7 Responses to “Adios Ocho”

  1. lynch said

    Dunn’s fat ass would for sure be an offensive guard… the bright side is that when he “whiffs” on the football field, the RB can at least pick up his block

  2. hill said

    Why all the hatred towards the cowboys. Pacman is an idiot I admit but they stole him. Best of all it wont hurt if they got to cut him. Now chad johnson that is one whinny mother fucker but I would gladly root for him as a cowboy. I really think it would be funny if they didnt trade him though. I like what marvin lewis said about it. “Its time to be a man and do what you said your gonna do and sit out.” Thats just funny shit

  3. Disgruntled Reds Fan said

    Chris you’ve lost all right to ever make fun of any Morris-code ever again after misspelling my name. How many other variations to Jeff can we think of?

    Jef
    Gef
    Geof
    Geoff
    Geoffe

    I’m really glad Marvin is trying to make a point over this Chad thing and not trade a 30 year old receiver for two potential first round picks, who will either sit and make your passing game suck, or play and be a cancer and make your team suck. Either way, he’s gonna be out of a job after this year. Smart move, looks like we can start taking suggestions for my new email address. No suggestion is a bad suggestion people.

  4. Disgruntled Reds Fan said

    Chris you’ve lost all right to ever make fun of any Morris-code ever again after misspelling my name. How many other variations to Jeff can we think of?

    Jef
    Gef
    Geof
    Geoff
    Geoffe

    I’m really glad Marvin is trying to make a point over this Chad thing and not trade a 30 year old receiver for two potential first round picks, who will either sit and make your passing game suck, or play and be a cancer and make your team suck. Either way, he’s gonna be out of a job after this year. Smart move, looks like we can start taking suggestions for my new email address. No suggestion is a bad suggestion people.

  5. ctgobucks said

    Jeff,
    Let me be the first to make a suggestion. Idontknowhowtosaymynameinspanish@yahoo.com .
    You see bro, when in the course of human events.

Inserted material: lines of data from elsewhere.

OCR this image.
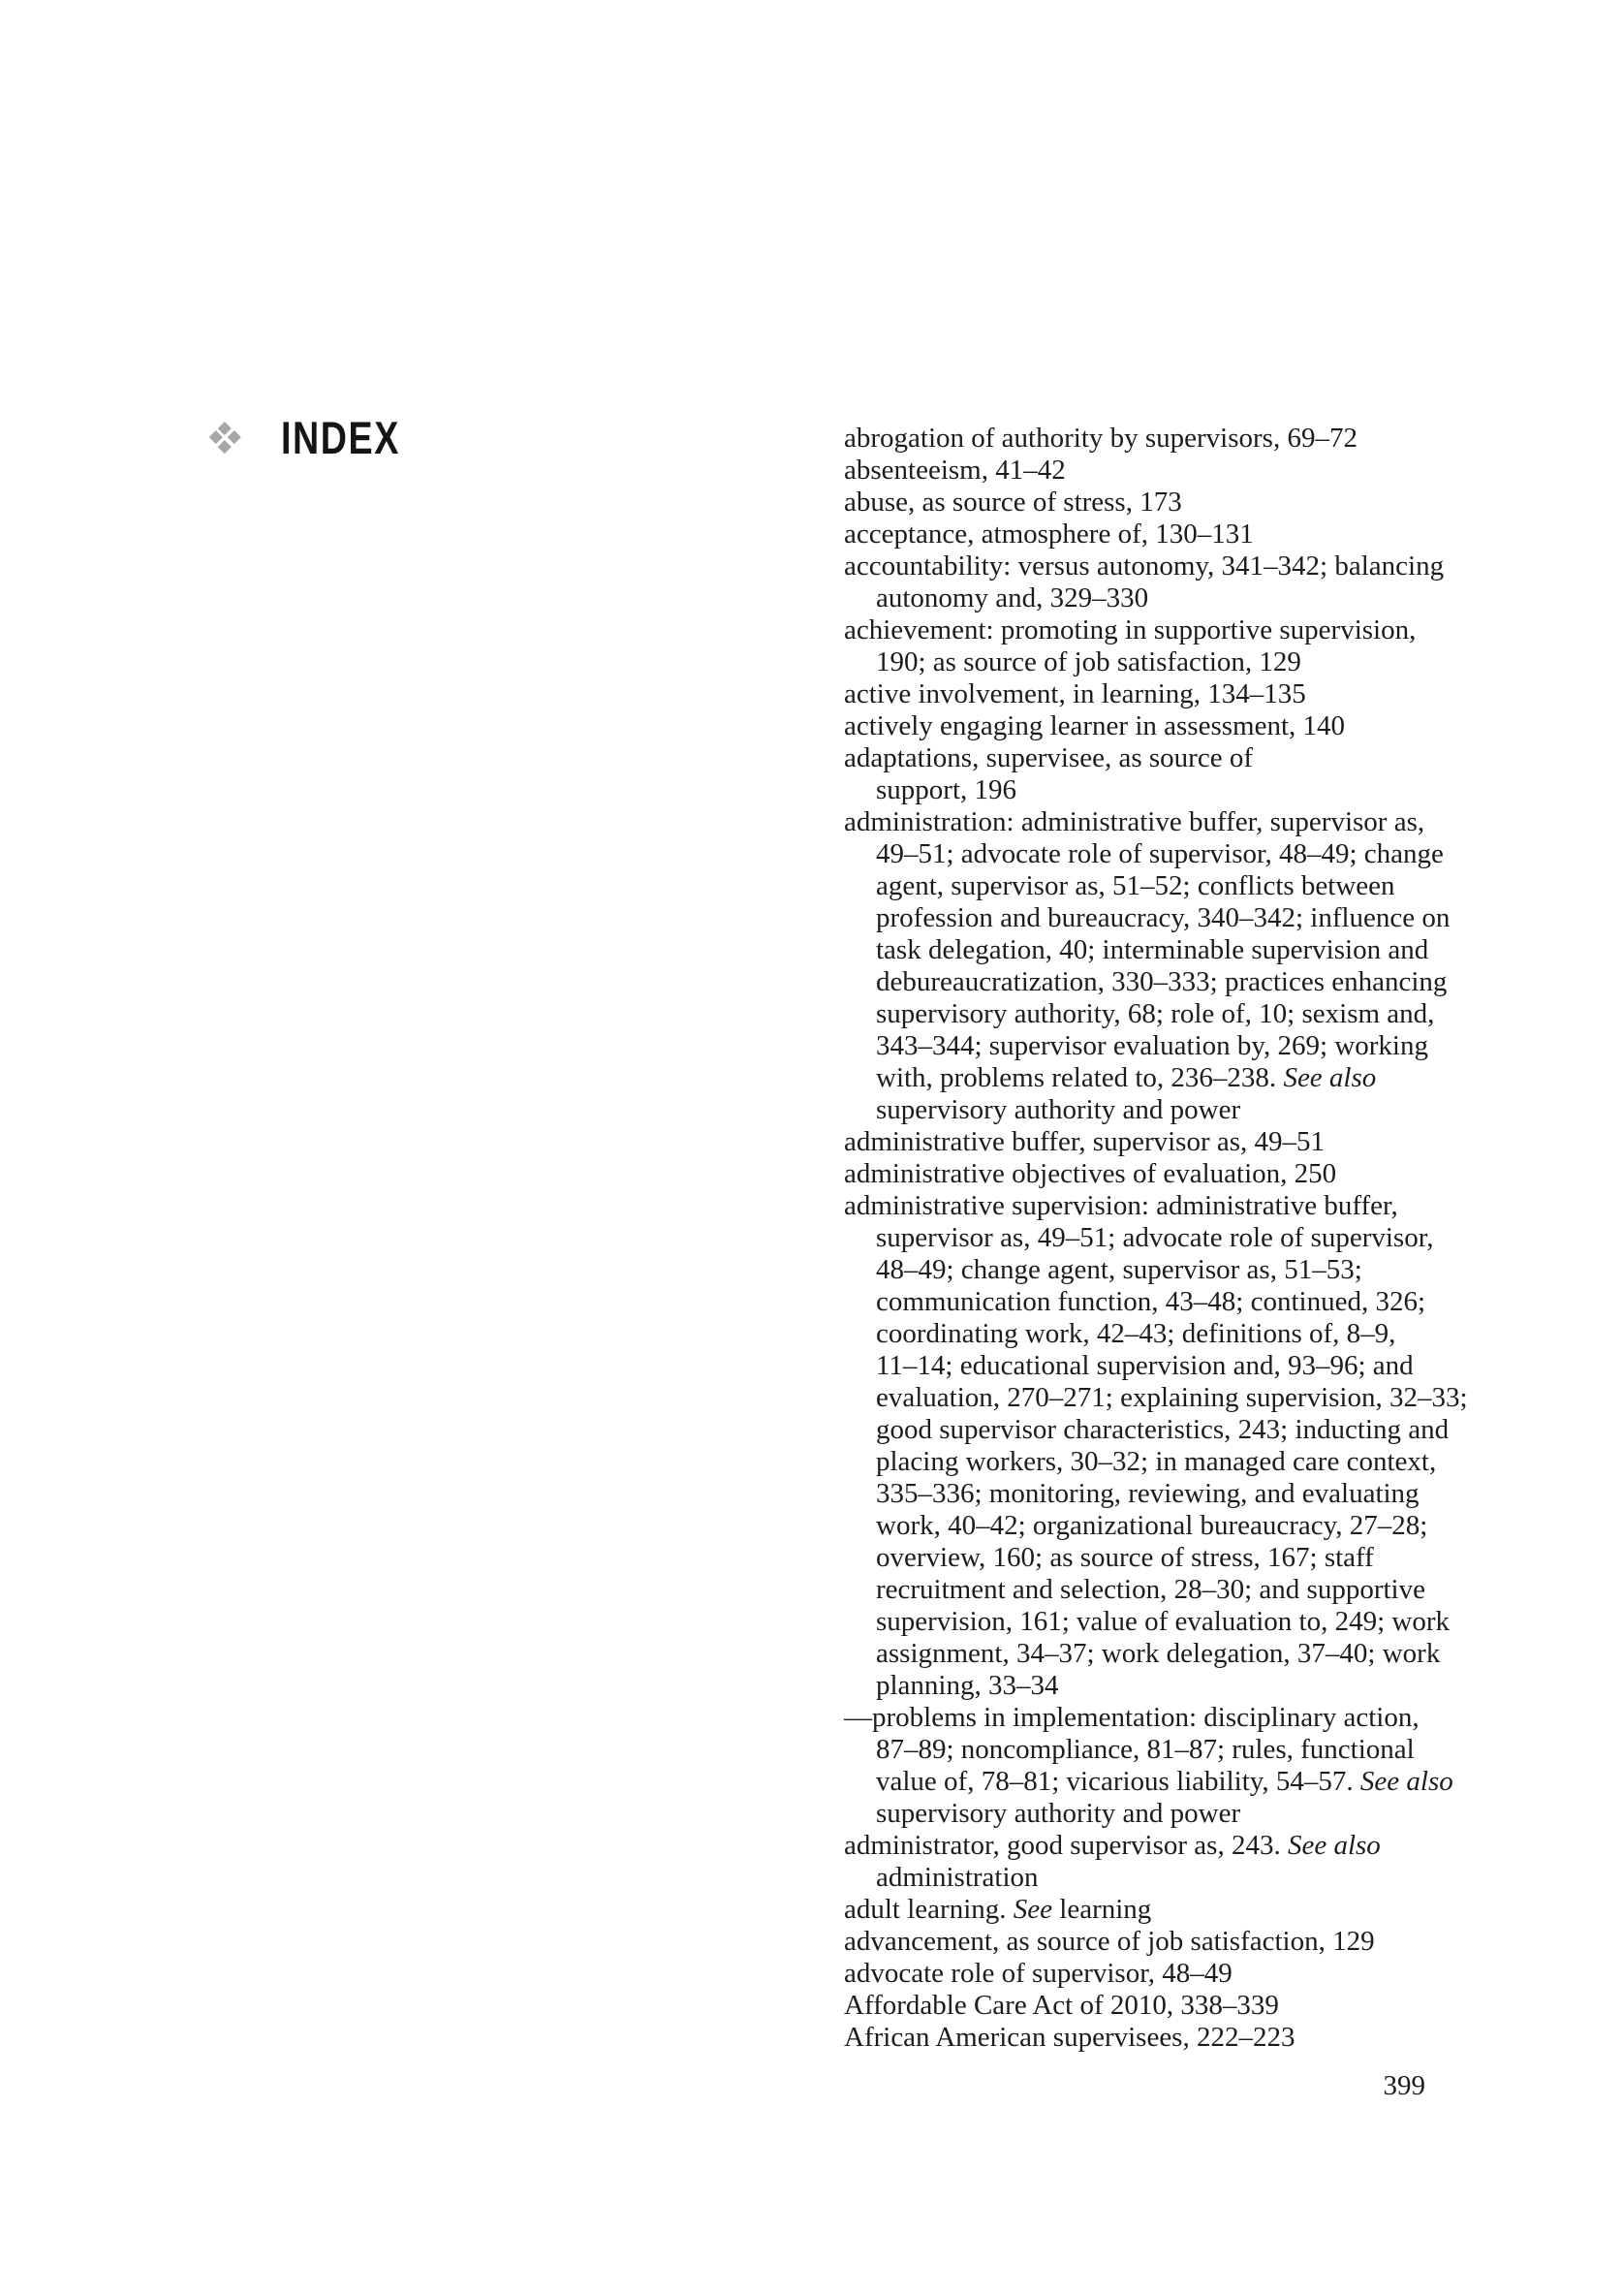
INDEX	abrogation of authority by supervisors, 69–72
absenteeism, 41–42
abuse, as source of stress, 173
acceptance, atmosphere of, 130–131
accountability: versus autonomy, 341–342; balancing
autonomy and, 329–330
achievement: promoting in supportive supervision,
190; as source of job satisfaction, 129
active involvement, in learning, 134–135
actively engaging learner in assessment, 140
adaptations, supervisee, as source of
support, 196
administration: administrative buffer, supervisor as,
49–51; advocate role of supervisor, 48–49; change
agent, supervisor as, 51–52; conflicts between
profession and bureaucracy, 340–342; influence on
task delegation, 40; interminable supervision and
debureaucratization, 330–333; practices enhancing
supervisory authority, 68; role of, 10; sexism and,
343–344; supervisor evaluation by, 269; working
with, problems related to, 236–238. See also
supervisory authority and power
administrative buffer, supervisor as, 49–51
administrative objectives of evaluation, 250
administrative supervision: administrative buffer,
supervisor as, 49–51; advocate role of supervisor,
48–49; change agent, supervisor as, 51–53;
communication function, 43–48; continued, 326;
coordinating work, 42–43; definitions of, 8–9,
11–14; educational supervision and, 93–96; and
evaluation, 270–271; explaining supervision, 32–33;
good supervisor characteristics, 243; inducting and
placing workers, 30–32; in managed care context,
335–336; monitoring, reviewing, and evaluating
work, 40–42; organizational bureaucracy, 27–28;
overview, 160; as source of stress, 167; staff
recruitment and selection, 28–30; and supportive
supervision, 161; value of evaluation to, 249; work
assignment, 34–37; work delegation, 37–40; work
planning, 33–34
—problems in implementation: disciplinary action,
87–89; noncompliance, 81–87; rules, functional
value of, 78–81; vicarious liability, 54–57. See also
supervisory authority and power
administrator, good supervisor as, 243. See also
administration
adult learning. See learning
advancement, as source of job satisfaction, 129
advocate role of supervisor, 48–49
Affordable Care Act of 2010, 338–339
African American supervisees, 222–223
399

It becomes less than cool to say peoples real name on the www. so as not to infringe on their privacy. Some people, such as myself use code names, or nicknames, or say that persons name in another language. This time I chose spanish. The name Jeff in spanish is jeffe, or jefe. My keyboard does not make the symblos over the e. Sometimes people don’t need to have their real names associated to websites with blatant profanity, and name calling such as when you called Adam Dunn a syphillitic turd. Thank you for providing me fodder for my next post, outside of Ohio sports, people trying to be funny by correcting others grammar.

  6. Disgruntled Reds Fan said

    Point taken, wish it could have been pointed out in the original post. Dont forget i know no spanish, if you put my name in latin, french, or even somehow sign language i might have understood it. Sorry for the invasion of privacy.

  7. joe jitsu said

    For the record, I think it’s funny to correct grammatical errors. It’s even funnier in person, when you cut off someone in mid-sentence. Dude, did you just say “He don’t have no….”? It’s “He doesn’t have any….”.

    Great way to get in fights and/or have everyone in the room hate you.